China's milk scandal is a political temblor
China's milk scandal horrifies the public and undermines the authority of a one-party system with a hand in everything.
Selling contaminated baby formula is a heinous enough crime to shock a nation, but China's leaders know they have a dangerously destabilizing political crisis on their hands.
The scandal goes to the heart of a covenant between any authoritarian regime and those who surrender freedom. They cede power with the belief, however wishful, they will be better off. Those in power promise to protect them from all manner of hazards, foreign and domestic.
The unraveling of China's milk scandal has horrified the country. Last week, the chairwoman of a diary company pleaded guilty to producing and selling fake or substandard products. Milk products contaminated with an additive that produces kidney stones has killed six babies and sickened another 300,000.
Company officials knew milk products adulterated with melamine were making infants ill months before the scandal broke in September.
China's one-party system has opened the economy, but the ties between commerce and government are closely held.

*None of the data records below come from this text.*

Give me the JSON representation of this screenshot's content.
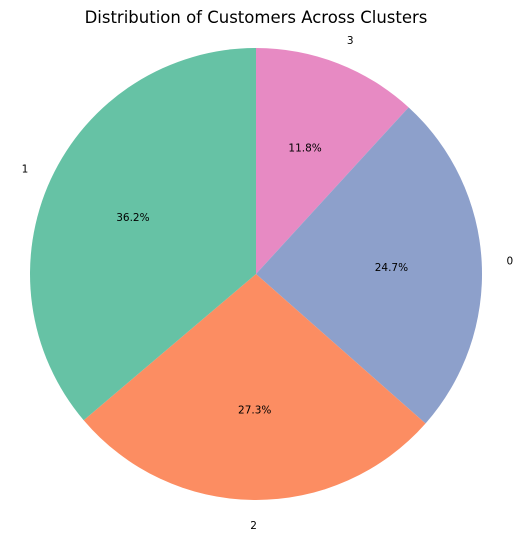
{
  "chart_data": {
    "type": "pie",
    "title": "Distribution of Customers Across Clusters",
    "slices": [
      {
        "label": "3",
        "value": 11.8,
        "pct_text": "11.8%",
        "color": "#e78ac3"
      },
      {
        "label": "0",
        "value": 24.7,
        "pct_text": "24.7%",
        "color": "#8da0cb"
      },
      {
        "label": "2",
        "value": 27.3,
        "pct_text": "27.3%",
        "color": "#fc8d62"
      },
      {
        "label": "1",
        "value": 36.2,
        "pct_text": "36.2%",
        "color": "#66c2a5"
      }
    ],
    "start_angle": 90,
    "direction": "clockwise",
    "legend": "none"
  }
}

Any indictment by public opinion goes to the heart of the legitimacy of power in Beijing.
Chinese authorities cannot maintain the illusion of control with broad failures to deliver. The killer earthquake in May near Chengdu, in Sichuan Provence, stirred outrage on two fronts. Authorities were sharply criticized for not getting emergency supplies to people. A second wave of anger came over grossly inadequate building standards, especially for schools that became death traps.
The milk scandal and trial is a variation on the theme of credibility and competence. As described by reporter Barbara Demick, in The Los Angeles Times:
"The case is turning into a showdown between the Chinese government's opaque legal system and a consumer culture that increasingly clamors for information and accountability."
The Chinese are turning to Web sites and texting to vent their frustrations and try to stay updated.
China's problems compound. The milk scandal is already complicating international trade, with the discovery of contaminated products. Foreign governments, with their own constituencies, talk aloud about their ability to rely on Chinese authorities and inspectors.
The milk scandal is a grievous personal tragedy and a deep political temblor.